According to Google’s Ben Jones, despite being predicted by many, the future isn’t necessarily going to be defined by the consumption of ever shorter and faster content. He reminded Tuesday’s audience at the YouTube Beach that, while editing has gotten faster in Hollywood movies and chapters have become shorter in best-selling books, both movies and novels are actually getting longer. In Ben’s view the future is not just going to be about choice, but immersion, or as he puts it: “we’re not drowning under a firehose of media, we’re swimming in a sea of it. People have adapted, but brands have not.”

Picking up on the idea of immersion, Carat’s Justine Bloome believes that personalisation is going to be one of the keys to the future. With mobile device usage increasing rapidly, and most mobile activity being task-oriented, she sees it as an advertiser’s responsibility not to interrupt, but to participate in a way that enhances the user’s experience. Predicting that the number of advertising messages people see is unlikely to increase, Justine contends that content will have to be nuanced and tailored to the individual in order to stand out.

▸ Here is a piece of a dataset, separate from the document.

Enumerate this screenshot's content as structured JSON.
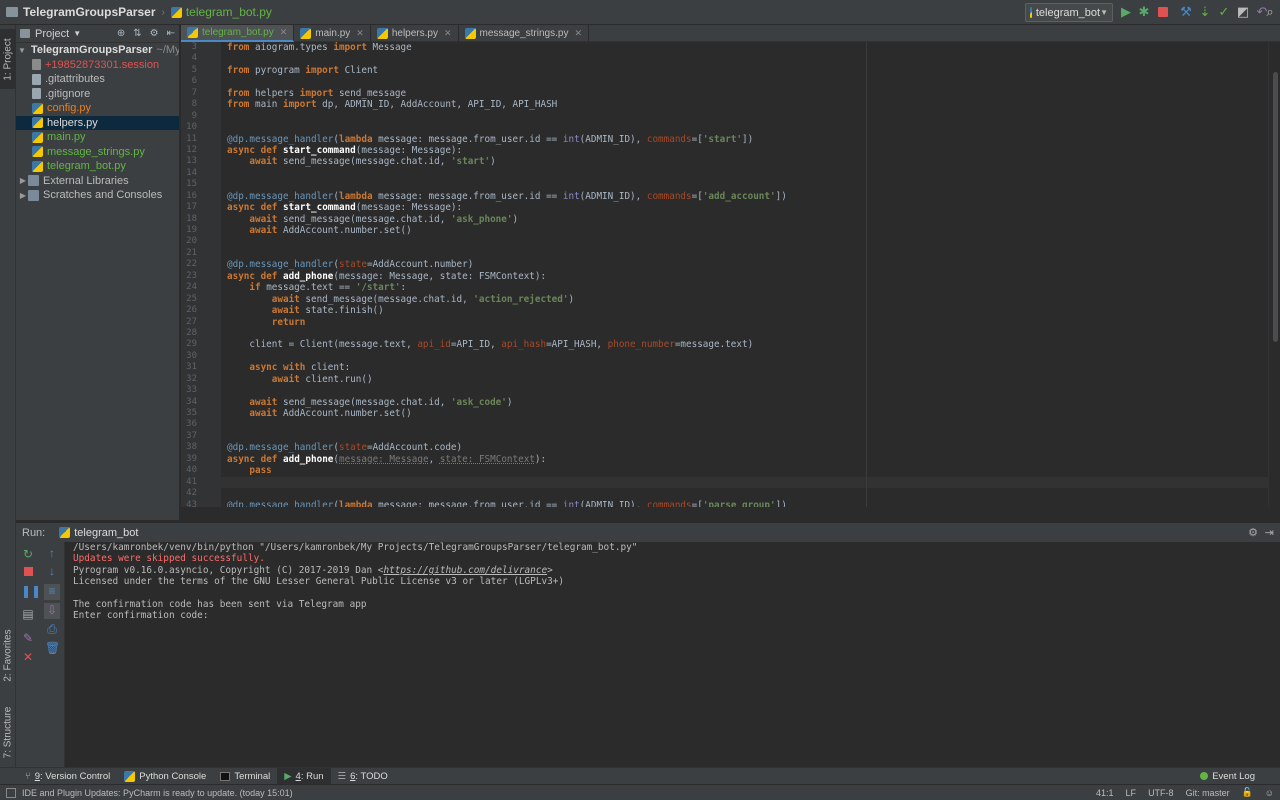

We’re not drowning under a firehose of media, we’re swimming in a sea of it. People have adapted, but brands have not.

Ben Jones, Global Creative Director, Google

And according to Jonny Spindler of BBDO, standing out is only going to get harder. Looking back at an age when the quality of TV entertainment was so bad that viewers famously preferred the ads, Jonny believes things have moved on a long way since then. With the likes of HBO and Netflix creating a golden age of programming, he says that now advertisers aren’t just competing with each other for attention, they’re competing against the shows themselves.

With pressure mounting on all sides as the industry adapts to the new reality of copious content and unlimited choice, there was agreement between the panel that organisations and working practices would have to change. Jonny Spindler says that attracting and recruiting a diversity of talent is crucial in this, with a wider variety of skills and backgrounds needed to ensure that marketing is able to cut through the welter of competing signals. And while all of the panel were quick to embrace a model with more emphasis on speed and agility, everyone agreed that unrealistic delivery times shouldn’t be privileged over producing great content.

In the final moments of the discussion, Ben showed off some live research challenging popular assumptions about how mobile video should be edited, framed and oriented, after which the panel gave their thoughts on where the industry is headed next. Jonny Spindler is optimistic about the potential of artificial intelligence to open up new kinds of connection, particularly in Chat and Messenger apps, with machine learning optimising message and tone of voice for each individual user. Justine Bloome then had the final word, agreeing that while new technologies and data would always open up new opportunities, it was important to avoid creative becoming so data-led that it simply acts as an echo chamber for the audience’s preconceptions.